1 As Mike has consistently stressed in all of his contributions to the trade remedy literature, the GATT/WTO trade remedy rules do not inquire whether it would be welfaremaximizing for the economy of the importing country as a whole to impose trade remedy measures. Such rules, however, do not deter WTO Members from adopting individually a ‘public interest’ test that would embody this inquiry. So, contrary to Mike's perception, his concern about including a ‘public interest’test can be accommodated within the GATT/WTO trade remedy rules.

2 In their comment, Mike and Julio refer to Alan Sykes' well-known critique of the WTO's Appellate Body rulings in the area of safeguard measures.
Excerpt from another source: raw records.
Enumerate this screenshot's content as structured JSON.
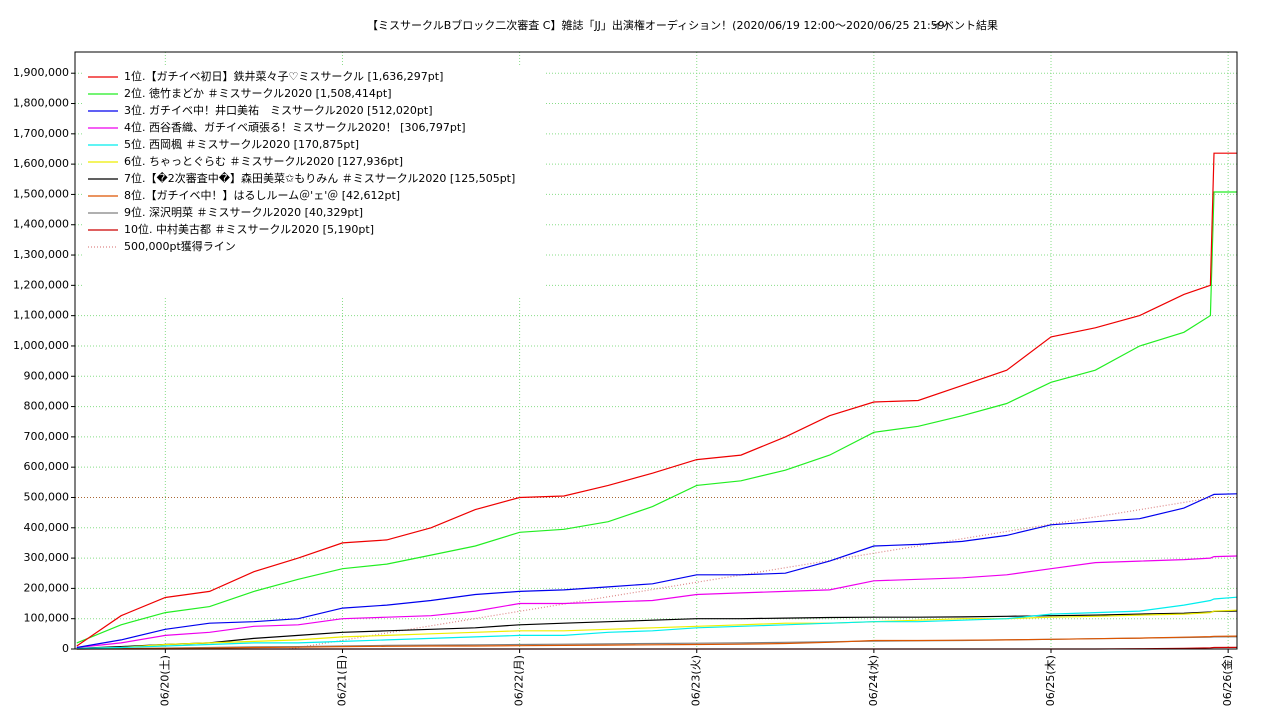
{
  "chart_data": {
    "type": "line",
    "title": "【ミスサークルBブロック二次審査 C】雑誌「JJ」出演権オーディション！(2020/06/19 12:00〜2020/06/25 21:59)",
    "subtitle": "イベント結果",
    "xlim": [
      19.49,
      26.05
    ],
    "ylim": [
      0,
      1970000
    ],
    "xticks": [
      {
        "value": 20,
        "label": "06/20(土)"
      },
      {
        "value": 21,
        "label": "06/21(日)"
      },
      {
        "value": 22,
        "label": "06/22(月)"
      },
      {
        "value": 23,
        "label": "06/23(火)"
      },
      {
        "value": 24,
        "label": "06/24(水)"
      },
      {
        "value": 25,
        "label": "06/25(木)"
      },
      {
        "value": 26,
        "label": "06/26(金)"
      }
    ],
    "yticks": [
      0,
      {
        "value": 100000,
        "label": "100,000"
      },
      {
        "value": 200000,
        "label": "200,000"
      },
      {
        "value": 300000,
        "label": "300,000"
      },
      {
        "value": 400000,
        "label": "400,000"
      },
      {
        "value": 500000,
        "label": "500,000"
      },
      {
        "value": 600000,
        "label": "600,000"
      },
      {
        "value": 700000,
        "label": "700,000"
      },
      {
        "value": 800000,
        "label": "800,000"
      },
      {
        "value": 900000,
        "label": "900,000"
      },
      {
        "value": 1000000,
        "label": "1,000,000"
      },
      {
        "value": 1100000,
        "label": "1,100,000"
      },
      {
        "value": 1200000,
        "label": "1,200,000"
      },
      {
        "value": 1300000,
        "label": "1,300,000"
      },
      {
        "value": 1400000,
        "label": "1,400,000"
      },
      {
        "value": 1500000,
        "label": "1,500,000"
      },
      {
        "value": 1600000,
        "label": "1,600,000"
      },
      {
        "value": 1700000,
        "label": "1,700,000"
      },
      {
        "value": 1800000,
        "label": "1,800,000"
      },
      {
        "value": 1900000,
        "label": "1,900,000"
      }
    ],
    "grid": true,
    "grid_color": "#88dd88",
    "legend": "top-left",
    "x": [
      19.5,
      19.75,
      20,
      20.25,
      20.5,
      20.75,
      21,
      21.25,
      21.5,
      21.75,
      22,
      22.25,
      22.5,
      22.75,
      23,
      23.25,
      23.5,
      23.75,
      24,
      24.25,
      24.5,
      24.75,
      25,
      25.25,
      25.5,
      25.75,
      25.9,
      25.92,
      26.05
    ],
    "series": [
      {
        "name": "1位.【ガチイベ初日】鉄井菜々子♡ミスサークル [1,636,297pt]",
        "color": "#ee0000",
        "values": [
          10000,
          110000,
          170000,
          190000,
          255000,
          300000,
          350000,
          360000,
          400000,
          460000,
          500000,
          505000,
          540000,
          580000,
          625000,
          640000,
          700000,
          770000,
          815000,
          820000,
          870000,
          920000,
          1030000,
          1060000,
          1100000,
          1170000,
          1200000,
          1636000,
          1636000
        ]
      },
      {
        "name": "2位. 徳竹まどか ＃ミスサークル2020 [1,508,414pt]",
        "color": "#22ee22",
        "values": [
          20000,
          80000,
          120000,
          140000,
          190000,
          230000,
          265000,
          280000,
          310000,
          340000,
          385000,
          395000,
          420000,
          470000,
          540000,
          555000,
          590000,
          640000,
          715000,
          735000,
          770000,
          810000,
          880000,
          920000,
          1000000,
          1045000,
          1100000,
          1508000,
          1508000
        ]
      },
      {
        "name": "3位. ガチイベ中！井口美祐　ミスサークル2020 [512,020pt]",
        "color": "#0000ee",
        "values": [
          5000,
          30000,
          65000,
          85000,
          90000,
          100000,
          135000,
          145000,
          160000,
          180000,
          190000,
          195000,
          205000,
          215000,
          245000,
          245000,
          250000,
          290000,
          340000,
          345000,
          355000,
          375000,
          410000,
          420000,
          430000,
          465000,
          505000,
          510000,
          512000
        ]
      },
      {
        "name": "4位. 西谷香織、ガチイベ頑張る！ミスサークル2020！ [306,797pt]",
        "color": "#ee00ee",
        "values": [
          5000,
          20000,
          45000,
          55000,
          75000,
          80000,
          100000,
          105000,
          110000,
          125000,
          150000,
          150000,
          155000,
          160000,
          180000,
          185000,
          190000,
          195000,
          225000,
          230000,
          235000,
          245000,
          265000,
          285000,
          290000,
          295000,
          300000,
          305000,
          307000
        ]
      },
      {
        "name": "5位. 西岡楓 ＃ミスサークル2020 [170,875pt]",
        "color": "#00eeee",
        "values": [
          2000,
          5000,
          10000,
          15000,
          20000,
          20000,
          25000,
          30000,
          35000,
          40000,
          45000,
          45000,
          55000,
          60000,
          70000,
          75000,
          80000,
          85000,
          90000,
          90000,
          95000,
          100000,
          115000,
          120000,
          125000,
          145000,
          160000,
          165000,
          171000
        ]
      },
      {
        "name": "6位. ちゃっとぐらむ ＃ミスサークル2020 [127,936pt]",
        "color": "#eeee00",
        "values": [
          2000,
          5000,
          15000,
          20000,
          25000,
          30000,
          40000,
          45000,
          50000,
          55000,
          60000,
          60000,
          65000,
          70000,
          75000,
          80000,
          85000,
          85000,
          90000,
          95000,
          100000,
          100000,
          105000,
          108000,
          112000,
          115000,
          120000,
          125000,
          128000
        ]
      },
      {
        "name": "7位.【�2次審査中�】森田美菜✩もりみん ＃ミスサークル2020 [125,505pt]",
        "color": "#000000",
        "values": [
          2000,
          8000,
          15000,
          20000,
          35000,
          45000,
          55000,
          60000,
          65000,
          70000,
          80000,
          85000,
          90000,
          95000,
          100000,
          100000,
          102000,
          104000,
          105000,
          105000,
          106000,
          108000,
          110000,
          112000,
          115000,
          118000,
          122000,
          124000,
          125500
        ]
      },
      {
        "name": "8位.【ガチイベ中！】はるしルーム＠'ェ'＠ [42,612pt]",
        "color": "#dd5500",
        "values": [
          0,
          1000,
          2000,
          3000,
          5000,
          6000,
          8000,
          9000,
          10000,
          10000,
          11000,
          12000,
          13000,
          14000,
          15000,
          16000,
          18000,
          22000,
          28000,
          28000,
          29000,
          30000,
          32000,
          34000,
          36000,
          39000,
          41000,
          42000,
          42600
        ]
      },
      {
        "name": "9位. 深沢明菜 ＃ミスサークル2020 [40,329pt]",
        "color": "#808080",
        "values": [
          0,
          1000,
          3000,
          5000,
          7000,
          8000,
          10000,
          12000,
          13000,
          14000,
          15000,
          16000,
          17000,
          18000,
          19000,
          20000,
          22000,
          24000,
          26000,
          27000,
          28000,
          30000,
          32000,
          34000,
          36000,
          38000,
          39000,
          40000,
          40300
        ]
      },
      {
        "name": "10位. 中村美古都 ＃ミスサークル2020 [5,190pt]",
        "color": "#cc0000",
        "values": [
          0,
          0,
          0,
          0,
          0,
          0,
          0,
          0,
          0,
          0,
          0,
          0,
          0,
          0,
          0,
          0,
          0,
          0,
          0,
          0,
          0,
          0,
          0,
          0,
          1000,
          2000,
          4000,
          5000,
          5190
        ]
      },
      {
        "name": "500,000pt獲得ライン",
        "color": "#dd8888",
        "dotted": true,
        "x": [
          20.7,
          25.92
        ],
        "values": [
          0,
          500000
        ]
      }
    ],
    "hline": {
      "value": 500000,
      "color": "#aa6633"
    }
  }
}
This short comment is not the right vehicle for properly discussing Sykes' critique. The fact remains, however, that Sykes' argument that ‘increased imports’ (the requisite ‘import surge’) are endogenous is contingent upon whether ‘unforeseen developments’ and ‘the effect of obligations incurred including tariff concessions’ come into play for purposes of analysis, which is an issue of legal interpretation. If the latter are visualized as factors triggering ‘increased imports’, then ‘increased imports’ are distinguishable from base imports, and the injury caused by ‘increased imports’ is separately identifiable.
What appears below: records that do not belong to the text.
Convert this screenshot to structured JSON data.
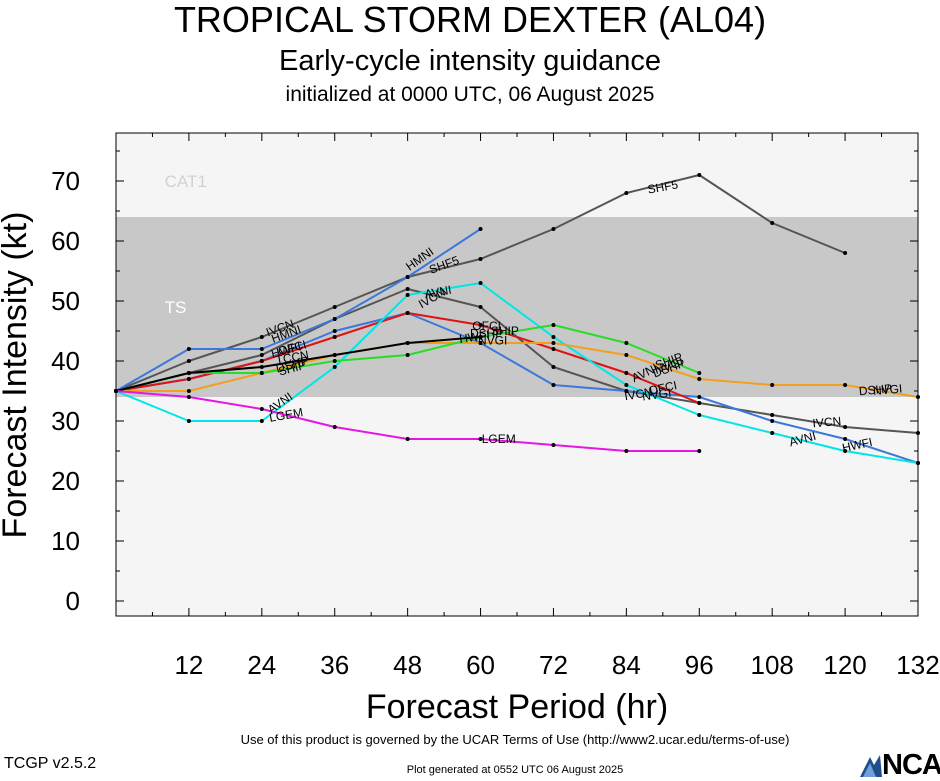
{
  "header": {
    "title": "TROPICAL STORM DEXTER (AL04)",
    "subtitle": "Early-cycle intensity guidance",
    "init": "initialized at 0000 UTC, 06 August 2025"
  },
  "footer": {
    "terms": "Use of this product is governed by the UCAR Terms of Use (http://www2.ucar.edu/terms-of-use)",
    "generated": "Plot generated at 0552 UTC   06 August 2025",
    "version": "TCGP v2.5.2",
    "logo": "NCAR"
  },
  "colors": {
    "ts_band": "#c8c8c8",
    "plot_bg": "#f5f5f5",
    "band_text": "#ffffff",
    "cat1_text": "#d2d2d2"
  },
  "chart_data": {
    "type": "line",
    "xlabel": "Forecast Period (hr)",
    "ylabel": "Forecast Intensity (kt)",
    "xlim": [
      0,
      132
    ],
    "ylim": [
      -2.5,
      78
    ],
    "xticks": [
      12,
      24,
      36,
      48,
      60,
      72,
      84,
      96,
      108,
      120,
      132
    ],
    "yticks": [
      0,
      10,
      20,
      30,
      40,
      50,
      60,
      70
    ],
    "grid": false,
    "bands": [
      {
        "label": "TS",
        "from": 34,
        "to": 64,
        "color": "#c8c8c8",
        "label_at": [
          8,
          49
        ]
      },
      {
        "label": "CAT1",
        "from": 64,
        "to": 78,
        "color": "#f5f5f5",
        "label_at": [
          8,
          70
        ]
      }
    ],
    "series": [
      {
        "name": "SHF5",
        "color": "#555555",
        "points": [
          [
            0,
            35
          ],
          [
            12,
            40
          ],
          [
            24,
            44
          ],
          [
            36,
            49
          ],
          [
            48,
            54
          ],
          [
            60,
            57
          ],
          [
            72,
            62
          ],
          [
            84,
            68
          ],
          [
            96,
            71
          ],
          [
            108,
            63
          ],
          [
            120,
            58
          ]
        ],
        "labels": [
          {
            "x": 54,
            "y": 56,
            "rot": -20
          },
          {
            "x": 90,
            "y": 69,
            "rot": -10
          }
        ]
      },
      {
        "name": "IVCN",
        "color": "#555555",
        "points": [
          [
            0,
            35
          ],
          [
            12,
            38
          ],
          [
            24,
            41
          ],
          [
            36,
            47
          ],
          [
            48,
            52
          ],
          [
            60,
            49
          ],
          [
            72,
            39
          ],
          [
            84,
            35
          ],
          [
            96,
            33
          ],
          [
            108,
            31
          ],
          [
            120,
            29
          ],
          [
            132,
            28
          ]
        ],
        "labels": [
          {
            "x": 27,
            "y": 45.5,
            "rot": -20
          },
          {
            "x": 52,
            "y": 50.5,
            "rot": -30
          },
          {
            "x": 86,
            "y": 34.5,
            "rot": -10
          },
          {
            "x": 117,
            "y": 29.8,
            "rot": -5
          }
        ]
      },
      {
        "name": "HMNI",
        "color": "#3c78dc",
        "points": [
          [
            0,
            35
          ],
          [
            12,
            42
          ],
          [
            24,
            42
          ],
          [
            36,
            47
          ],
          [
            48,
            54
          ],
          [
            60,
            62
          ]
        ],
        "labels": [
          {
            "x": 28,
            "y": 44.5,
            "rot": -20
          },
          {
            "x": 50,
            "y": 57,
            "rot": -35
          }
        ]
      },
      {
        "name": "HWFI",
        "color": "#3c78dc",
        "points": [
          [
            0,
            35
          ],
          [
            12,
            37
          ],
          [
            24,
            40
          ],
          [
            36,
            45
          ],
          [
            48,
            48
          ],
          [
            60,
            43
          ],
          [
            72,
            36
          ],
          [
            84,
            35
          ],
          [
            96,
            34
          ],
          [
            108,
            30
          ],
          [
            120,
            27
          ],
          [
            132,
            23
          ]
        ],
        "labels": [
          {
            "x": 28,
            "y": 41.8,
            "rot": -15
          },
          {
            "x": 59,
            "y": 44,
            "rot": -8
          },
          {
            "x": 122,
            "y": 26,
            "rot": -12
          }
        ]
      },
      {
        "name": "OFCI",
        "color": "#dc1414",
        "points": [
          [
            0,
            35
          ],
          [
            12,
            37
          ],
          [
            24,
            40
          ],
          [
            36,
            44
          ],
          [
            48,
            48
          ],
          [
            60,
            46
          ],
          [
            72,
            42
          ],
          [
            84,
            38
          ],
          [
            96,
            33
          ]
        ],
        "labels": [
          {
            "x": 29,
            "y": 42.2,
            "rot": -15
          },
          {
            "x": 61,
            "y": 45.8,
            "rot": 0
          },
          {
            "x": 90,
            "y": 35.5,
            "rot": -12
          }
        ]
      },
      {
        "name": "AVNI",
        "color": "#00e6e6",
        "points": [
          [
            0,
            35
          ],
          [
            12,
            30
          ],
          [
            24,
            30
          ],
          [
            36,
            39
          ],
          [
            48,
            51
          ],
          [
            60,
            53
          ],
          [
            72,
            44
          ],
          [
            84,
            36
          ],
          [
            96,
            31
          ],
          [
            108,
            28
          ],
          [
            120,
            25
          ],
          [
            132,
            23
          ]
        ],
        "labels": [
          {
            "x": 27,
            "y": 33,
            "rot": -35
          },
          {
            "x": 53,
            "y": 51.5,
            "rot": -10
          },
          {
            "x": 87,
            "y": 38,
            "rot": -25
          },
          {
            "x": 113,
            "y": 27,
            "rot": -15
          }
        ]
      },
      {
        "name": "DSHP",
        "color": "#f0a01e",
        "points": [
          [
            0,
            35
          ],
          [
            12,
            35
          ],
          [
            24,
            38
          ],
          [
            36,
            41
          ],
          [
            48,
            43
          ],
          [
            60,
            43
          ],
          [
            72,
            43
          ],
          [
            84,
            41
          ],
          [
            96,
            37
          ],
          [
            108,
            36
          ],
          [
            120,
            36
          ],
          [
            132,
            34
          ]
        ],
        "labels": [
          {
            "x": 29,
            "y": 39.4,
            "rot": -15
          },
          {
            "x": 61,
            "y": 44.6,
            "rot": 0
          },
          {
            "x": 91,
            "y": 38.8,
            "rot": -20
          },
          {
            "x": 125,
            "y": 35.2,
            "rot": -5
          }
        ]
      },
      {
        "name": "SHIP",
        "color": "#28dc28",
        "points": [
          [
            0,
            35
          ],
          [
            12,
            38
          ],
          [
            24,
            38
          ],
          [
            36,
            40
          ],
          [
            48,
            41
          ],
          [
            60,
            44
          ],
          [
            72,
            46
          ],
          [
            84,
            43
          ],
          [
            96,
            38
          ]
        ],
        "labels": [
          {
            "x": 29,
            "y": 38.8,
            "rot": -15
          },
          {
            "x": 64,
            "y": 45,
            "rot": 0
          },
          {
            "x": 91,
            "y": 40,
            "rot": -20
          }
        ]
      },
      {
        "name": "TCCN",
        "color": "#000000",
        "points": [
          [
            0,
            35
          ],
          [
            12,
            38
          ],
          [
            24,
            39
          ],
          [
            36,
            41
          ],
          [
            48,
            43
          ],
          [
            60,
            44
          ]
        ],
        "labels": [
          {
            "x": 29,
            "y": 40.6,
            "rot": -10
          }
        ]
      },
      {
        "name": "NVGI",
        "color": "#000000",
        "points": [],
        "labels": [
          {
            "x": 62,
            "y": 43.4,
            "rot": 0
          },
          {
            "x": 91,
            "y": 39.2,
            "rot": -18
          },
          {
            "x": 127,
            "y": 35.2,
            "rot": -5
          },
          {
            "x": 89,
            "y": 34.4,
            "rot": -8
          }
        ]
      },
      {
        "name": "LGEM",
        "color": "#e614e6",
        "points": [
          [
            0,
            35
          ],
          [
            12,
            34
          ],
          [
            24,
            32
          ],
          [
            36,
            29
          ],
          [
            48,
            27
          ],
          [
            60,
            27
          ],
          [
            72,
            26
          ],
          [
            84,
            25
          ],
          [
            96,
            25
          ]
        ],
        "labels": [
          {
            "x": 28,
            "y": 31,
            "rot": -10
          },
          {
            "x": 63,
            "y": 27,
            "rot": 0
          }
        ]
      }
    ]
  }
}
3 Incidentally, I am not suggesting here that such flaws are necessarily attributable to sheer incompetence on the part of the staff of the investigating agencies. Rather, my guess, based upon conversations with individuals who were involved in the above and similarly flawed determinations, would be that political interference did not let the investigating authorities do their job properly.
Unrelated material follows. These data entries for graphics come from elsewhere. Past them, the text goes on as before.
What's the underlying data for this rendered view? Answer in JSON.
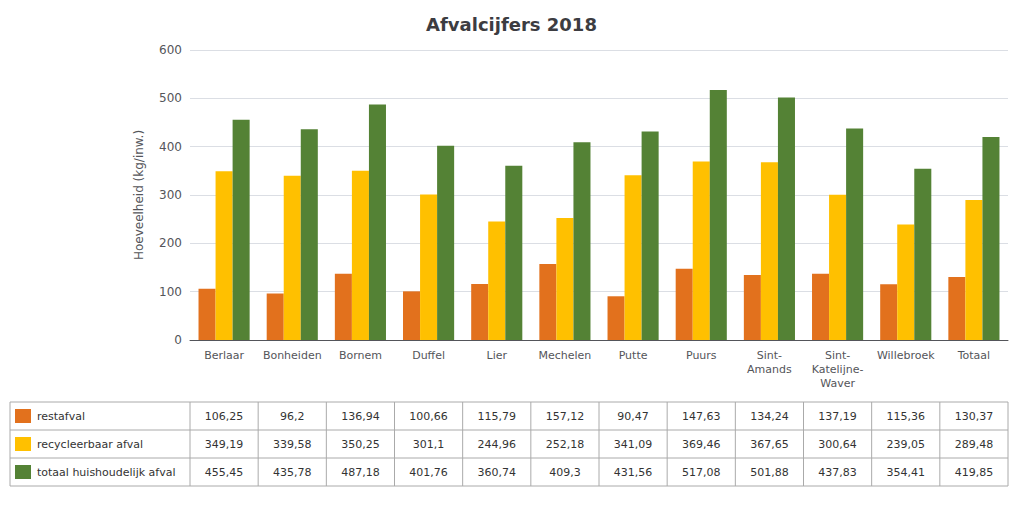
{
  "chart_data": {
    "type": "bar",
    "title": "Afvalcijfers 2018",
    "ylabel": "Hoeveelheid (kg/inw.)",
    "categories": [
      "Berlaar",
      "Bonheiden",
      "Bornem",
      "Duffel",
      "Lier",
      "Mechelen",
      "Putte",
      "Puurs",
      "Sint-\nAmands",
      "Sint-\nKatelijne-\nWaver",
      "Willebroek",
      "Totaal"
    ],
    "series": [
      {
        "name": "restafval",
        "color": "#E2711D",
        "values": [
          106.25,
          96.2,
          136.94,
          100.66,
          115.79,
          157.12,
          90.47,
          147.63,
          134.24,
          137.19,
          115.36,
          130.37
        ],
        "table_labels": [
          "106,25",
          "96,2",
          "136,94",
          "100,66",
          "115,79",
          "157,12",
          "90,47",
          "147,63",
          "134,24",
          "137,19",
          "115,36",
          "130,37"
        ]
      },
      {
        "name": "recycleerbaar afval",
        "color": "#FFC000",
        "values": [
          349.19,
          339.58,
          350.25,
          301.1,
          244.96,
          252.18,
          341.09,
          369.46,
          367.65,
          300.64,
          239.05,
          289.48
        ],
        "table_labels": [
          "349,19",
          "339,58",
          "350,25",
          "301,1",
          "244,96",
          "252,18",
          "341,09",
          "369,46",
          "367,65",
          "300,64",
          "239,05",
          "289,48"
        ]
      },
      {
        "name": "totaal huishoudelijk afval",
        "color": "#548235",
        "values": [
          455.45,
          435.78,
          487.18,
          401.76,
          360.74,
          409.3,
          431.56,
          517.08,
          501.88,
          437.83,
          354.41,
          419.85
        ],
        "table_labels": [
          "455,45",
          "435,78",
          "487,18",
          "401,76",
          "360,74",
          "409,3",
          "431,56",
          "517,08",
          "501,88",
          "437,83",
          "354,41",
          "419,85"
        ]
      }
    ],
    "ylim": [
      0,
      600
    ],
    "yticks": [
      0,
      100,
      200,
      300,
      400,
      500,
      600
    ],
    "grid": true
  }
}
4 I find difficulty in Mike's and Julio's justification of analytical flaws by Latin American trade remedy authorities on the basis of alleged ‘resource constraints’. The fact that Argentine trade remedy authorities lacked the financial means to verify pricing data submitted by Italian exporters is obviously not a valid reason for having discarded such data. This is akin to arguing that, if the tax authority lacks funds for auditing tax declarations, it should assess income taxes on the basis of the amounts it believes people make rather than on the basis of the amounts reported. Apart from this, the very notion that compliance with WTO requirements should be a function of the resources available is alarming. This would lead to concluding that countries should only be required to observe the WTO rules that they can comply with. I cannot think of a better recipe for chaos. Further, the approach collides with the basic WTO architecture. The WTO is a contract among nations. Therefore, except for its provisions relating to ‘special and differential treatment’ or making express reference to the case of developing countries, its legal disciplines cut across the board.